A verdadeira caligrafia da Vó Luiza

cartluiz

Estamos de volta!

A coisa andava meio devagar aqui pelo site da Família Do Nascimento até colocarmos “Gasolina no Fogo” com essa carta histórica para alegria geral dos participantes e visitantes desse espaço.

Trata-se de uma carta com a verdadeira caligrafia da Avó Luiza L. do Nascimento ainda quando noiva enviada ao vovô Julio no dia 12 de maio de 1918, que por sinal  em nossa opinião tinha uma caligrafia muito linda.

Tem alguma lembrança guardada na gaveta? Não pense duas vezes, compartilhe conosco.

Um abraço, fiquem todos com Deus.

Para ver a carta em tamanho ampliado Clique Aqui

12 comentários

  1. Albano do Nascimento
    Albano do Nascimento Autor do postResponder

    Eu achei linda a caligrafia.
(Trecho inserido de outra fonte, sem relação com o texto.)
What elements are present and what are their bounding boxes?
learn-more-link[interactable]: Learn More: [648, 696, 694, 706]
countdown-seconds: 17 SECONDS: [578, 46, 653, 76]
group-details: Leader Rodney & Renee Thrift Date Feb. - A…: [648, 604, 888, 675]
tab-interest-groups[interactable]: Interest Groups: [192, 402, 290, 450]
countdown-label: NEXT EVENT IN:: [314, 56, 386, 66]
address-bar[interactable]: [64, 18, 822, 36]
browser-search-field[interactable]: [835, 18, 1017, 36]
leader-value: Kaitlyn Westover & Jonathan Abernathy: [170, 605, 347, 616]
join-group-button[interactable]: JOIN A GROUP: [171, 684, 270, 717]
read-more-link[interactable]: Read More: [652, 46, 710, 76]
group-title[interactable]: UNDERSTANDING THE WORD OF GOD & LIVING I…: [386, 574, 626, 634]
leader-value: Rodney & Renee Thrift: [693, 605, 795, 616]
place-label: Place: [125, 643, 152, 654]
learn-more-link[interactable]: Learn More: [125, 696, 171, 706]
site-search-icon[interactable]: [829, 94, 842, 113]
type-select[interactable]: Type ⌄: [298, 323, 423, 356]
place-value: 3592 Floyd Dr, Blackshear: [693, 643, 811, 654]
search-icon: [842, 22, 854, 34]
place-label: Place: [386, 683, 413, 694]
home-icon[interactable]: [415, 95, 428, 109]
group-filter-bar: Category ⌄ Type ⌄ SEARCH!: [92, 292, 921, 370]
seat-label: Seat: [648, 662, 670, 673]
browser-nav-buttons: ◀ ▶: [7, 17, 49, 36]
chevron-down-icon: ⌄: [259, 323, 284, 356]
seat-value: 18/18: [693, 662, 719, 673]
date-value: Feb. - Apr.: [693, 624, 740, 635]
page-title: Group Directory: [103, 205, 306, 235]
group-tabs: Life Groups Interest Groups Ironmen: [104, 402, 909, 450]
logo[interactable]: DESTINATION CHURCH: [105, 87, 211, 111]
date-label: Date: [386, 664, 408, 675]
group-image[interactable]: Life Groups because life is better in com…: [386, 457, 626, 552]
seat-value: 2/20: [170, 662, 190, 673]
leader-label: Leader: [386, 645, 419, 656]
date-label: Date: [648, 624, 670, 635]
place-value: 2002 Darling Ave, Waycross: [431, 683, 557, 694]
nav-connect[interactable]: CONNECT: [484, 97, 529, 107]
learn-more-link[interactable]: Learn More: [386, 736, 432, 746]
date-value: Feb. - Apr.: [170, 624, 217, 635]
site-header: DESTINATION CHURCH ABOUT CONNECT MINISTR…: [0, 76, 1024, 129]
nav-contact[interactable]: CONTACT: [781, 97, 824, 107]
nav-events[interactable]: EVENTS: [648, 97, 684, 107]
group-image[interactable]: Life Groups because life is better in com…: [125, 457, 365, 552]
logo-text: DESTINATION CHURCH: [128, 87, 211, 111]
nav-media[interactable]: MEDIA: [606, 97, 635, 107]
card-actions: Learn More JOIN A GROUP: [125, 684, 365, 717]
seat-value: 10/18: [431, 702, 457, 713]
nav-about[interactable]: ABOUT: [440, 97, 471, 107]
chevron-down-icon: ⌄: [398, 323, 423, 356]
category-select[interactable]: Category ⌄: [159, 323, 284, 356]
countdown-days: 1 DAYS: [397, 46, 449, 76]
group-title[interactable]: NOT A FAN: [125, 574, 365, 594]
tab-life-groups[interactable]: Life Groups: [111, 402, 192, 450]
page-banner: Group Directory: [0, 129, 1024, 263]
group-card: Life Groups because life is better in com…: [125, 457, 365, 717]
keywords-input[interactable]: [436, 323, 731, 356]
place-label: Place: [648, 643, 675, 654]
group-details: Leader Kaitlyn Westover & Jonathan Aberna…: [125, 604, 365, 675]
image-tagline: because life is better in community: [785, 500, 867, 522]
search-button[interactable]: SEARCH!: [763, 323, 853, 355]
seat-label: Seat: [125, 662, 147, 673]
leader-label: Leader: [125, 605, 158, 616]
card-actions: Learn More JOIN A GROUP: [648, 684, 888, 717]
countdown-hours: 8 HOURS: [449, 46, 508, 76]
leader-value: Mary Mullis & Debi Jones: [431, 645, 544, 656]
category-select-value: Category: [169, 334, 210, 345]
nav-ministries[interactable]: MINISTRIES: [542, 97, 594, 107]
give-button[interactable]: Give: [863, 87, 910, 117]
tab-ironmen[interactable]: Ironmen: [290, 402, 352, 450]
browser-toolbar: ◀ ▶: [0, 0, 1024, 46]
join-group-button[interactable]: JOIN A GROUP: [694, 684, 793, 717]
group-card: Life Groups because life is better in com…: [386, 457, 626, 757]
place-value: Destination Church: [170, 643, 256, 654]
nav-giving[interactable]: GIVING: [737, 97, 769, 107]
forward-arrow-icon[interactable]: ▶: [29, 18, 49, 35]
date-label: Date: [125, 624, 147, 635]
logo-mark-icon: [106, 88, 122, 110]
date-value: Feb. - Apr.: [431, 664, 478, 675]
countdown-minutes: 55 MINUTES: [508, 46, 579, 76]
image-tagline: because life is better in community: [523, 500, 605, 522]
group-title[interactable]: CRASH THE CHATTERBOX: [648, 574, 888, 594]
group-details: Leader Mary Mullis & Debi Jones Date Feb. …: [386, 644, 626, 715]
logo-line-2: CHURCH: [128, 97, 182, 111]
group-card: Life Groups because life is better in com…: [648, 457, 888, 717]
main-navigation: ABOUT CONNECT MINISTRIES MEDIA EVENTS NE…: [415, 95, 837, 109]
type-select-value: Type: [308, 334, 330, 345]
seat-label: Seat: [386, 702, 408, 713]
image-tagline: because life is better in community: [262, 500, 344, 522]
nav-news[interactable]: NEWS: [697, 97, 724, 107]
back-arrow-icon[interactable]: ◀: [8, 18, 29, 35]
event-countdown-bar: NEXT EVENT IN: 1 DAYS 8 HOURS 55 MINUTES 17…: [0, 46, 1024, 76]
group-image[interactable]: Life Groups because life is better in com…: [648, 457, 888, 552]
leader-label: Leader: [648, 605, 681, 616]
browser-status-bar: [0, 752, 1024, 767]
Gostei muito de poder ver a verdadeira letra da vó Luiza.

    Deduzo que a outra Luiza citada na carta é a irmã da Maria Metternich, será que estou certo?

  2. Albano do Nascimento
    Albano do Nascimento Autor do postResponder

    Curitiba se escrevia com ípsilon (y) ! Eu acho que não deveriam ter mudado, alias nem sei porque trocaram o nome da cidade.

  3. Flamarion
    Flamarion Responder

    Comunicação como antigamente.

    Perdeu-se também aquela pausa para a reflexão que somente a escrita cursiva permite.
    A caneta é amiga da sintese e do bom estilo. O teclado é o carrasco da serenidade e da atenção.

    A vemos a beleza de uma carta.

  4. Fernando Luiz Brandão do Nascimento
    Fernando Luiz Brandão do Nascimento Responder

    Pelo que parece o avô Julio estava em outra cidade a algum tempo, pois inclusive a mãe e a tia pediram que a avó Luiza ao escrever mandasse lembranças. Alguém sabe onde ele estava e o que fazia?

    • Albano do Nascimento
      Albano do Nascimento Autor do postResponder

      Fernando Luiz

      Ótima pergunta essa. Nos leva a questionar em qual local estava e a quanto tempo.

      Temos três chances de saber através das tias Rosette e Iara e do tio Osmar.

  5. Iara N. Alves
    Iara N. Alves Responder

    Vamos ao assunto: meu pai foi caixeiro viajante ( representante comercial atualmente ) e se ausentava de Curitiba por vários dias. Suas viagens se limitavam às cidades do interior de Santa Catarina e Paraná. Logo que casou ficou como representante oficial da Companhia Souza Cruz, e foi escolhido graças ao desempenho que tinha com a língua alemã, ao mesmo tempo com o diálogo e mensagens com seus clientes especialmente no interior de Santa Catarina. Ficou trabalhando na Souza Cruz, até os anos 1930 ou 1935. Quando eu nasci 1938 ele já estava desligado da profissão e trabalhava como contabilista aqui na Capital.

  6. Albano do Nascimento
    Albano do Nascimento Autor do postResponder

    Fotos ilustram!

    Documentos as vezes comprovam!

    Testemunhos esclarecem!

    Ainda mais quando está a tia Iara na área com detalhes de tudo.

    A língua alemã teve sim utilidade na vida do vô Julio. Interessante…

  7. Lauro
    Lauro Responder

    Vou colocar no FB a carta publicada e submetida a processos que revelam que no documento, em sua parte superior, aparecem caracteres manuscritos que me parecem ser o final da carta, com assinatura da vó Luiza.

    Existe outra folha de carta que estava embaixo da primeira parte que foi escaneada?

  8. Iara N.Alves
    Iara N.Alves Responder

    Quanto à carta escrita por minha mãe, de fato era mais longa, com mais uma página porém abreviei por se tratar de despedida somente. A intenção do momento era divulgar a verdadeira caligrafia dela, muitas vezes confundida com a minha.

  9. Albano do Nascimento
    Albano do Nascimento Autor do postResponder

    Esse post é espetacular. Sempre que posso volto dar uma “espiada”.

    Não se trata somente da caligrafia em si, mas a forma carinhosa que ela tratava o noivo Julio.